Statine nicht nur zur Prävention
Zur Prävention könnten sich Statine eignen: In epidemiologischen Studien kam die Alzheimer-Demenz bei den Patienten seltener vor, die zuvor mit Statinen behandelt worden waren. Derzeit werden Statine auch zur Behandlung der Alzheimer-Demenz erprobt: In zwei Studien blieb die kognitive Leistungsfähigkeit der mit einem Statin behandelten Patienten über die gesamte Studiendauer erhalten. Statine wirken bei der Alzheimer-Krankheit wahrscheinlich über eine Reduktion der Cholesterinproduktion. Eine Absenkung der zerebralen Cholesterinmenge führt zu einer verringerten Produktion des Beta-Amyloids.
Medikamentöse Therapie mit Acetylcholinesterase-Hemmern
Für die Behandlung der leichten bis mittelschweren Alzheimer-Demenz stehen die Acetylcholinesterase-Hemmer zur Verfügung. Sie steigern die funktionelle Aktivität des cholinergen Neurotransmittersystems. Alle drei Substanzen dieser Stoffklasse – Donepezil, Galantamin und Rivastigmin – wirken vergleichbar und zeigen ein ähnliches Nebenwirkungsprofil. Die klinisch relevante Wirksamkeit der AChE-Inhibitoren ist durch die Ergebnisse von zahlreichen Studien belegt. Neuere Studien legen eine Wirksamkeit auch bei mittelschweren bis schweren Stadien und eventuell auch bei vaskulärer Demenz nahe. Hierfür besteht jedoch keine Zulassung.
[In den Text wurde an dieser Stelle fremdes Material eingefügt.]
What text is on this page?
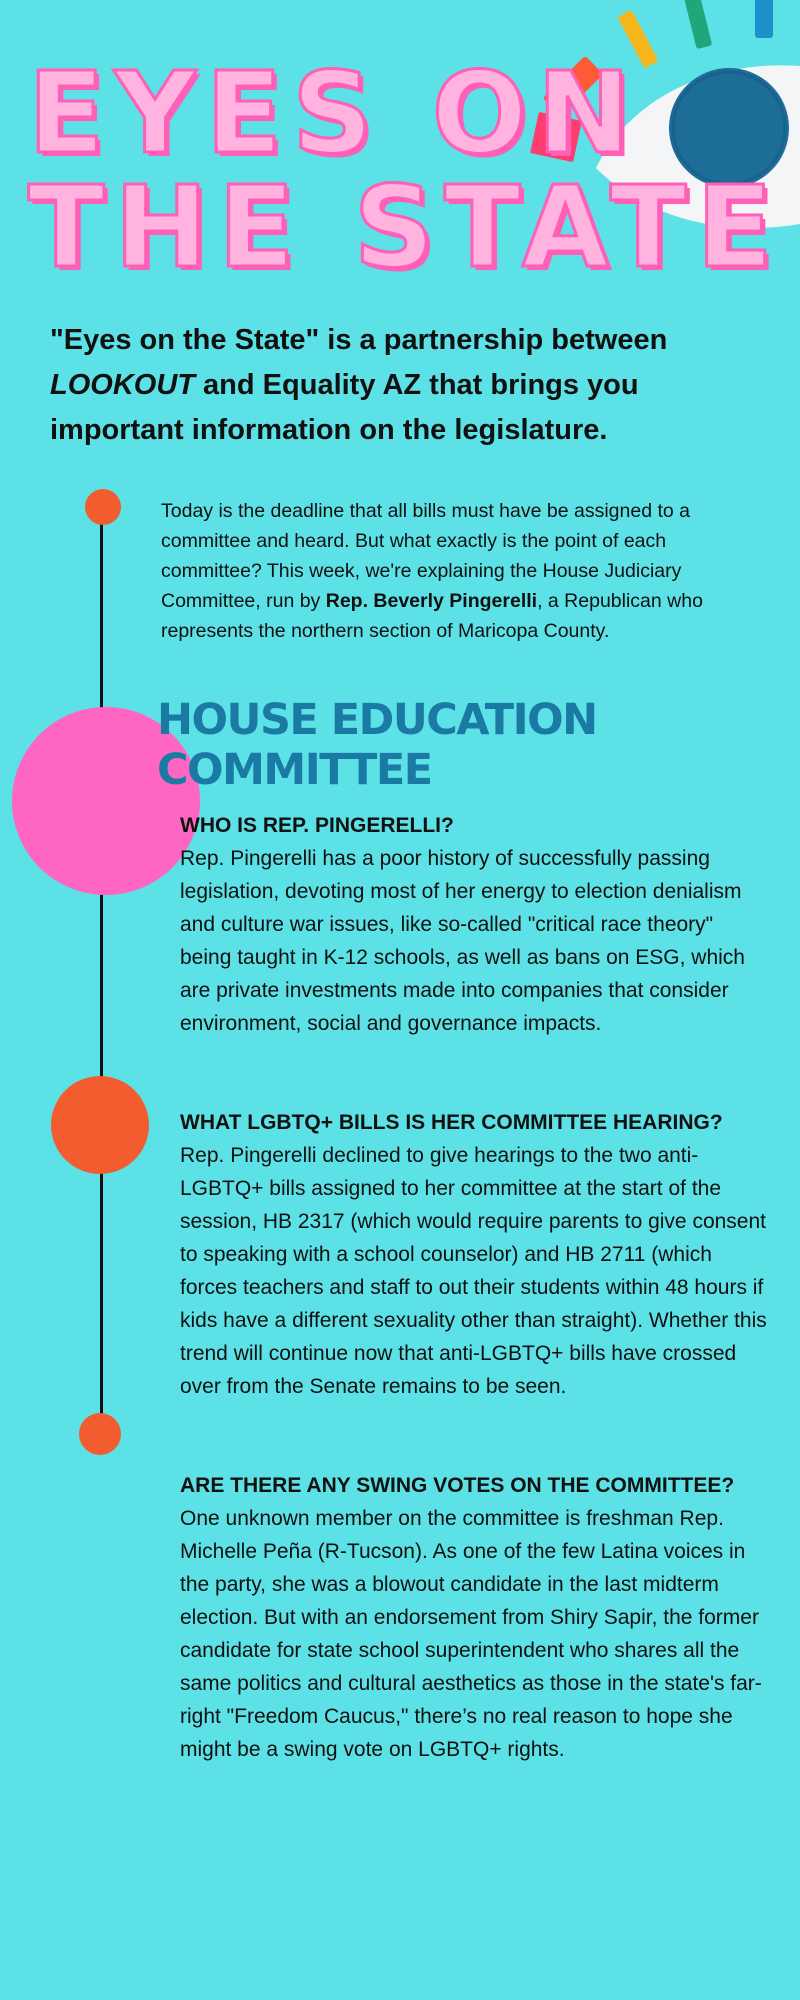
EYES ON
THE STATE
"Eyes on the State" is a partnership between LOOKOUT and Equality AZ that brings you important information on the legislature.
Today is the deadline that all bills must have be assigned to a committee and heard. But what exactly is the point of each committee? This week, we're explaining the House Judiciary Committee, run by Rep. Beverly Pingerelli, a Republican who represents the northern section of Maricopa County.
HOUSE EDUCATION COMMITTEE
WHO IS REP. PINGERELLI?

Rep. Pingerelli has a poor history of successfully passing legislation, devoting most of her energy to election denialism and culture war issues, like so-called "critical race theory" being taught in K-12 schools, as well as bans on ESG, which are private investments made into companies that consider environment, social and governance impacts.

WHAT LGBTQ+ BILLS IS HER COMMITTEE HEARING?

Rep. Pingerelli declined to give hearings to the two anti-LGBTQ+ bills assigned to her committee at the start of the session, HB 2317 (which would require parents to give consent to speaking with a school counselor) and HB 2711 (which forces teachers and staff to out their students within 48 hours if kids have a different sexuality other than straight). Whether this trend will continue now that anti-LGBTQ+ bills have crossed over from the Senate remains to be seen.

ARE THERE ANY SWING VOTES ON THE COMMITTEE?

One unknown member on the committee is freshman Rep. Michelle Peña (R-Tucson). As one of the few Latina voices in the party, she was a blowout candidate in the last midterm election. But with an endorsement from Shiry Sapir, the former candidate for state school superintendent who shares all the same politics and cultural aesthetics as those in the state's far-right "Freedom Caucus," there’s no real reason to hope she might be a swing vote on LGBTQ+ rights.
Modulation des NMDA-Rezeptors
Als weitere Möglichkeit zur Therapie kann die glutamatergen Neurotransmission beeinflusst werden. Dafür wird Memantin eingesetzt. Die Substanz blockiert den N-Methyl-d-Aspartam(NMDA)-Rezeptor bei toxischen Glutamatkonzentrationen und verhindert dadurch einen pathologischen dauerhaften Calciumeinstrom in die Zelle, ohne die Neurotransmission negativ zu beeinflussen.
Zu Memantin liegen randomisierte, plazebokontrollierte Doppelblindstudien vor, in denen die Substanz bei mittelschwerer bis schwerer Alzheimer-Demenz, zum Teil auch bei vaskulärer Demenz, die kognitiven Störungen, die Antriebsarmut und die motorischen Störungen verbesserte, aber auch das Sozialverhalten und die Alltagskompetenz. Memantin ist auch zur Behandlung der mittelschweren bis schweren Alzheimer-Demenz zugelassen.
Kombinationstherapie ist möglich
Kombinationen von Acetylcholinesterase-Hemmern und Memantin sind gut verträglich und führen nicht zu ungünstigen Interaktionen. Eine erste klinische Studie zu Kombinationstherapie von Donepezil mit Memantin bei langzeitig vorbehandelten, mittelschwer bis schwer demenzkranken Alzheimer-Patienten zeigte tatsächlich eine additive Wirksamkeit. Weitere Studien zum Nachweis ähnlicher Effekten bei leichter bis mittelschwerer Alzheimer-Demenz und bei leichten kognitiven Störungen werden derzeit durchgeführt.